Of the non-repo parts of the codebase, CONTRIBUTING.MD is the official guide to the codebase, containing:
- Build Instructions
- Advice on Tests
- Quality Assurance
- Code Style, and library (dependencies shipped with GHC up to 5 years old, which at the time of this writing includes 8.6.2) / language extensions constraints (everything but Template Haskell)
README.MD contains the official notes to the project, including contact information and a link to the official manual
As for the repository itself, the four main parts of the repo are, in order of sub-repository size:
- cabal-install (executable: cabal), the actual CLI tool that Haskell programmers use to build Haskell libraries and applications, whether directly, through Stack, or through Nix.
This is the largest repo by size, clocking in at around 60-70k SLOC, especially since it has backward compatibility for "v1" commands.
- Cabal. The "core" of Cabal. This is what actually executes the build instructions and so on.
Notably, Cabal can actually be used without cabal-install (Cabal was originally used with Setup.hs files), and Cabal is what's getting called by Stack and Nix, not cabal-install.
Moreover, as the oldest and most stable part of Cabal, it is also the part with the highest code quality.
-
Cabal-syntax. This module contains the parser for at least the .cabal manifest (I believe, but cannot confirm quickly, that the .project file parser is in the cabal-install module).
-
cabal-install-solver. This is the dependency solver for cabal.

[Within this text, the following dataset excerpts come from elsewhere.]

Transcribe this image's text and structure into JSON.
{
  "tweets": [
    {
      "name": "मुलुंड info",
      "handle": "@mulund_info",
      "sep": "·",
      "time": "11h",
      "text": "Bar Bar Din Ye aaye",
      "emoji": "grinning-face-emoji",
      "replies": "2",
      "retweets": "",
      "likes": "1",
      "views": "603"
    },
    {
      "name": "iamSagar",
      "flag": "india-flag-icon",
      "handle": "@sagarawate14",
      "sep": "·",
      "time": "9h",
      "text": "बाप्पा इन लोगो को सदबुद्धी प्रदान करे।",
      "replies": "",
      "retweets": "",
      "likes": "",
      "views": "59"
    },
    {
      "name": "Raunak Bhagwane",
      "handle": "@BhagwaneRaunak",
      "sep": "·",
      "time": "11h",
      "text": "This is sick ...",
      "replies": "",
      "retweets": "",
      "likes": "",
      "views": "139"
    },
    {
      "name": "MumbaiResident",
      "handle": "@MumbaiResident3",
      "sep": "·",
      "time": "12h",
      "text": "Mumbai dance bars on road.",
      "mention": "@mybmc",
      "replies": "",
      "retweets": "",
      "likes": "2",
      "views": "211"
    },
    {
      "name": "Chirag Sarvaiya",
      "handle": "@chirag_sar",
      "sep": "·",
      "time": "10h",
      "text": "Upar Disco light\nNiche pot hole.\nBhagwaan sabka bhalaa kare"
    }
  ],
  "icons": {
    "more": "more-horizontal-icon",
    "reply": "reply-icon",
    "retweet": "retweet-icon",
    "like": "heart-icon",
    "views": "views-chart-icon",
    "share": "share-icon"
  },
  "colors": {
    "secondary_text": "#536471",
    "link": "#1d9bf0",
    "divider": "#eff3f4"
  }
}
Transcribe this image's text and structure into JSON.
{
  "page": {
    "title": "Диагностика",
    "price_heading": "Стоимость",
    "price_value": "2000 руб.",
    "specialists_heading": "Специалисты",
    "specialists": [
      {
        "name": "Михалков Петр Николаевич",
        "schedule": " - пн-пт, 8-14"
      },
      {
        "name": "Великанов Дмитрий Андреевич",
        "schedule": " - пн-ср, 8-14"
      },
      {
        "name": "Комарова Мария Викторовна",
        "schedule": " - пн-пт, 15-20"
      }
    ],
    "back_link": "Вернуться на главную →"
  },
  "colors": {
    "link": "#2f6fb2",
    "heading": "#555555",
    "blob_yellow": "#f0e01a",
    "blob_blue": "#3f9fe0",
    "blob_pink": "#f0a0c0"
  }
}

Cabal uses its own custom Prelude, but since Cabal is intended to support other implementations of Haskell beyond just GHC, it has to use other means to disable the default Prelude than GHC's -XNoImplicitPrelude. The Haskell Report allows the use of import Prelude () for most of this purpose, but still results in imports of instances.
Many of the individual repositories contain their own Prelude, but they seem to commonly point to Distribution.Compat.Prelude in Cabal-syntax at the end.
The first interesting idiosyncrasy you might find on cabal-install is the ultra-sparse main. This is a norm with many Haskell applications, where the actual application is just a very thin wrapper around a library, allowing for easy reuse of existing code.
It runs getArgs, then passes the args to another main in the library section of the repository.
Here, we have a bit more complexity.
The main, to begin with, is not actually a main, but rather an initialization function.
Most of the initialization calls are self-explanatory, but one point to note is the Response File support.
The args given to the main function are split, then processed via expandResponse, which grants support for response files, a way to override command line argument limits.
The processed result is then pushed into the mainWorker function, which, using topHandler as an exception handler, runs commandsRun to, given a commands list in the where clause of mainWorker, to produce data is then pattern-matched into IO actions for actual execution.